Stable Non-GMO soy availability
Both - speakers from Ukraine and Brazil as major Non-GMO soy producing countries - painted a picture of stable and robust supply of Non-GMO, sustainable and deforestation-free soy and the potential to grow the supply further. Both confirmed that there's more than enough supply of Non-GMO soy for the European market, but that there is more work to be done to continue to develop strong, long-term and resilient supply chains. Several participants stressed the importance of stable and fair prices for farmers.
As well as the incoming EU regulation on deforestation-free products, there is also – in general – a trend in consumers’ demand for more sustainable food and also transparency over where their food is coming from. The Summit audience heard from Donau Soja and the ProTerra Foundation (co-organisers of the Summit), the gold standard in sustainability labelling, which combine Non-GMO with other key sustainability issues (such as deforestation-free, but also responsible farming practices), helping to create social and environmental benefits – for example, by ensuring workers’ rights, such as fair wages and good working conditions and spreading best farming practices, good for both farm, nature and the wider community.
Retailers are committed to Non-GMO
The Summit was also addressed directly by several major supermarkets on the Retailers’ Forum, with Rewe, SPAR Austria, Hofer (Aldi Sued) and tegut all taking to the stage. The hot topic there was that Non-GMO ticks many sustainability boxes. The retailers present were proud of their commitment to providing their customers with Non-GMO food and they were clear that that is what their customers want. The cost-of-living crisis was a topic that was high on the agenda, but it was noted that whilst shoppers used to chase low prices, there has been a shift to quality and transparency, whilst at the same time striving to make sure that such good quality, natural foods are affordable for customers.
Producers and processors working to meet Non-GMO demand
Two further panels brought together food and feed processors from the Europe and Brazil, as well as hearing first-hand how industry, working with suppliers, can make the switch to Non-GMO. The message from Ukraine was again made clear: there is strong supply of Non-GMO soy and farmers have been striving, against the odds, to provide sustainable, Non-GMO produce.
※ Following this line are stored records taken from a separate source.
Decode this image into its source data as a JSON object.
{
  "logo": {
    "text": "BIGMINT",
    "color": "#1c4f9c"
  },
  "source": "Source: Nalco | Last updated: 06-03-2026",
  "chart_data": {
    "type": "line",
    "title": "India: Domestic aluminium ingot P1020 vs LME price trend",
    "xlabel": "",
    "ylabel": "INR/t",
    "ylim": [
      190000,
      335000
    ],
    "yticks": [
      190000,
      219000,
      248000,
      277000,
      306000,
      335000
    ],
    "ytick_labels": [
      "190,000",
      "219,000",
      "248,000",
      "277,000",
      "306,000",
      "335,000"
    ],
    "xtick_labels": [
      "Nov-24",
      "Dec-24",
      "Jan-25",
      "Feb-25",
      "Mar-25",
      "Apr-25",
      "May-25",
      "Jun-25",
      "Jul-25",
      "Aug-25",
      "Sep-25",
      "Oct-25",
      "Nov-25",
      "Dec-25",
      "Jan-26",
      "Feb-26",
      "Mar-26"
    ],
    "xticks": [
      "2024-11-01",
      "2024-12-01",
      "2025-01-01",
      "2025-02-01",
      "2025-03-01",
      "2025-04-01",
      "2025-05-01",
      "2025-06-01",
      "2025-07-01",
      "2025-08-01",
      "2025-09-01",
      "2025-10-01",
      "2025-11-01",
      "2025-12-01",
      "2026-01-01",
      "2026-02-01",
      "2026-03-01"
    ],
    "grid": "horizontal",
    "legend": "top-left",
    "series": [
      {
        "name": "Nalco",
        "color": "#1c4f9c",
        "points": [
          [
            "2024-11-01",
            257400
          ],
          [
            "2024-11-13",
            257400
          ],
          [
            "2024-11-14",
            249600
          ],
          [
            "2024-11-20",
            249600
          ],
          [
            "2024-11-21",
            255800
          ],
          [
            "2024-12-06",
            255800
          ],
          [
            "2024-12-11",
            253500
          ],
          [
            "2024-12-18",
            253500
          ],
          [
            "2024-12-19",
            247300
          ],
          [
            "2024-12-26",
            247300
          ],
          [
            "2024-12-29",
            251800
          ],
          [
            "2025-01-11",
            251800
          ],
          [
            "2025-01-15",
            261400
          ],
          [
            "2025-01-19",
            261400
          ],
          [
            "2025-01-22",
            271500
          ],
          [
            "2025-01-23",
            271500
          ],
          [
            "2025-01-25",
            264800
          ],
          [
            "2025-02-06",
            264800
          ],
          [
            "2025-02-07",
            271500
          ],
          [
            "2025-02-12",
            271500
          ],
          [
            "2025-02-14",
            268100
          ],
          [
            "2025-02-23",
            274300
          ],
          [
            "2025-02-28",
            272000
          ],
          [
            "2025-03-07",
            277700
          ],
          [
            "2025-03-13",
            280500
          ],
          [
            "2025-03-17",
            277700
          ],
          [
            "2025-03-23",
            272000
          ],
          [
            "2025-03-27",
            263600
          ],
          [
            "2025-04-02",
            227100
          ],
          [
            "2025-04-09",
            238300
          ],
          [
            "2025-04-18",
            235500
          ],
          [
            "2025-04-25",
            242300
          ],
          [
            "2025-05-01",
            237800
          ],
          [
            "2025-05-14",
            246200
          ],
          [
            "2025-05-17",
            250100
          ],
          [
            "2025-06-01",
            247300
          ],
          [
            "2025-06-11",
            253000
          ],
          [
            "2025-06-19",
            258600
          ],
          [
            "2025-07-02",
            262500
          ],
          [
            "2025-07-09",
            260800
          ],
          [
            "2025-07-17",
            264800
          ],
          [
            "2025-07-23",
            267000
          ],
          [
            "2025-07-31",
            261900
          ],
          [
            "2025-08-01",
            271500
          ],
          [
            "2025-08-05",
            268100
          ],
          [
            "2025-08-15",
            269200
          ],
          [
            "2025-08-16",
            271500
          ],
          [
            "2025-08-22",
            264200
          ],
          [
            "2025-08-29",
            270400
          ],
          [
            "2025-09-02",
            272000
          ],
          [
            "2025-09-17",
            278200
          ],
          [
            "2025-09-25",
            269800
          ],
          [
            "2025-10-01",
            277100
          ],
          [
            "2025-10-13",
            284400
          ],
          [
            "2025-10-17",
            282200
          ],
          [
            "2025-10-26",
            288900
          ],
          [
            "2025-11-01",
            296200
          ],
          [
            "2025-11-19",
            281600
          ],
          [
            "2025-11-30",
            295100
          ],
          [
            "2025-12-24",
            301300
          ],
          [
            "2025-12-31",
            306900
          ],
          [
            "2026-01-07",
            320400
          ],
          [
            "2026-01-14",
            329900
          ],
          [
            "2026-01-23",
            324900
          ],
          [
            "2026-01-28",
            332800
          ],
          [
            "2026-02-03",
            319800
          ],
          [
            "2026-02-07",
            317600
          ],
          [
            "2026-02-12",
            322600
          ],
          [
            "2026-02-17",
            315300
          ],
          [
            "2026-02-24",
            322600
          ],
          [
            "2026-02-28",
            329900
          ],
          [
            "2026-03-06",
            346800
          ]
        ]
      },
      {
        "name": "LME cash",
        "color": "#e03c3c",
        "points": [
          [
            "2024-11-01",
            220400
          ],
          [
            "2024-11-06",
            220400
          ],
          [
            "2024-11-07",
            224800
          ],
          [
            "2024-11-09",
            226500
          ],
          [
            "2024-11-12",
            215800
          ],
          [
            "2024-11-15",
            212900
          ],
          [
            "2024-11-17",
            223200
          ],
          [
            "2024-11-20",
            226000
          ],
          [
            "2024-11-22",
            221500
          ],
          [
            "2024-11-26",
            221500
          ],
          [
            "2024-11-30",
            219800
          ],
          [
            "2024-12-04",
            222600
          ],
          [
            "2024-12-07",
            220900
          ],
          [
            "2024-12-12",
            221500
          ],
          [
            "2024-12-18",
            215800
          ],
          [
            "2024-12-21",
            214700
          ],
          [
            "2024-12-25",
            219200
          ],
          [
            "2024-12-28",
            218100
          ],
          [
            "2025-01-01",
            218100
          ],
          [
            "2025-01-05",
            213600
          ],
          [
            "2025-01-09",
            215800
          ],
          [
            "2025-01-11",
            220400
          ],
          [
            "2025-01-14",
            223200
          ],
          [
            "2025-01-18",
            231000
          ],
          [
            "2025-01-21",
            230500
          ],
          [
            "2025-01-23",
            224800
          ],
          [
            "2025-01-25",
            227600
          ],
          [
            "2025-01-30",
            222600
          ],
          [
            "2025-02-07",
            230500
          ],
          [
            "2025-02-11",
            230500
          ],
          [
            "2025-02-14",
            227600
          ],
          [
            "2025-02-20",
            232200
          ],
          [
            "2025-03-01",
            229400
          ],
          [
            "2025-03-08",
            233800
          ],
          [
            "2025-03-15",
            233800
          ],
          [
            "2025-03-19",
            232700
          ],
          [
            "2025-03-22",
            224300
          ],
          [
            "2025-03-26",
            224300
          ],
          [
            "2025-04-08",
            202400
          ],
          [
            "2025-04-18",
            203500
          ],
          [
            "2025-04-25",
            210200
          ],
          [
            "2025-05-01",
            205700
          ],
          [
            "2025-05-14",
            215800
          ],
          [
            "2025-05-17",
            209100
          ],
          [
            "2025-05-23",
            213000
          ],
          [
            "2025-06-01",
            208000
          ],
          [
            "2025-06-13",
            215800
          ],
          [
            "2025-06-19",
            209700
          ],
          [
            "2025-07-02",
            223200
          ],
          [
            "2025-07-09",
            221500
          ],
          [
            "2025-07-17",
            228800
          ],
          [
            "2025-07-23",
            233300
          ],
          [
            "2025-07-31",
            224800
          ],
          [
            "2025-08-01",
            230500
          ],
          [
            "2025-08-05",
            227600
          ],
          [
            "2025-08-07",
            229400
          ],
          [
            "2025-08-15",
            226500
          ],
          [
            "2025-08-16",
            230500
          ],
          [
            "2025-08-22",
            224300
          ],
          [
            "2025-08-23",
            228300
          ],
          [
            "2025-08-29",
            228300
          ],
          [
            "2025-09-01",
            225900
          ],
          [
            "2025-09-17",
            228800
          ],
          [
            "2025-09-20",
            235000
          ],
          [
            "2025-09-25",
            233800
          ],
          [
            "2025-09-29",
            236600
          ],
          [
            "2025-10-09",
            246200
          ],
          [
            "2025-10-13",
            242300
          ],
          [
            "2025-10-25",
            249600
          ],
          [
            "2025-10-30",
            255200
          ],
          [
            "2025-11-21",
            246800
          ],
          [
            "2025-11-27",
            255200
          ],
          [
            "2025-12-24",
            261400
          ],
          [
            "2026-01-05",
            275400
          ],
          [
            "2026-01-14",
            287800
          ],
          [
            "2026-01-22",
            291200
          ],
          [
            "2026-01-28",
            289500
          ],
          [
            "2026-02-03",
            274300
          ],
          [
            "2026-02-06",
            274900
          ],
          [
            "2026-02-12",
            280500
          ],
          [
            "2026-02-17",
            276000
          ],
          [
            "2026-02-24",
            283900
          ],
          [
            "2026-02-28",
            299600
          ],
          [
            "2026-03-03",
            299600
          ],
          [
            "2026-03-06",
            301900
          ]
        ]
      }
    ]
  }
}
But the EU can and should do more to help solve the logistical problems (mainly caused by blocked harbors) that still exist. The Brazilian perspective was also of strong supply, along with a call that farmers need certainty of the market and a stable, clearly communicated demand from Europe, and that price volatility brings risk to those producing Non-GMO soy.
The International Non-GMO Summit provided plenty of “food for thought” for attendees on how to continue to grow and strengthen the Non-GMO market. The main message of close collaboration, between both different regions globally and different parts of the food value chain, was clear. It is through working together, that global shocks, as well as shifts in legislation that the market must respond to, can be overcome.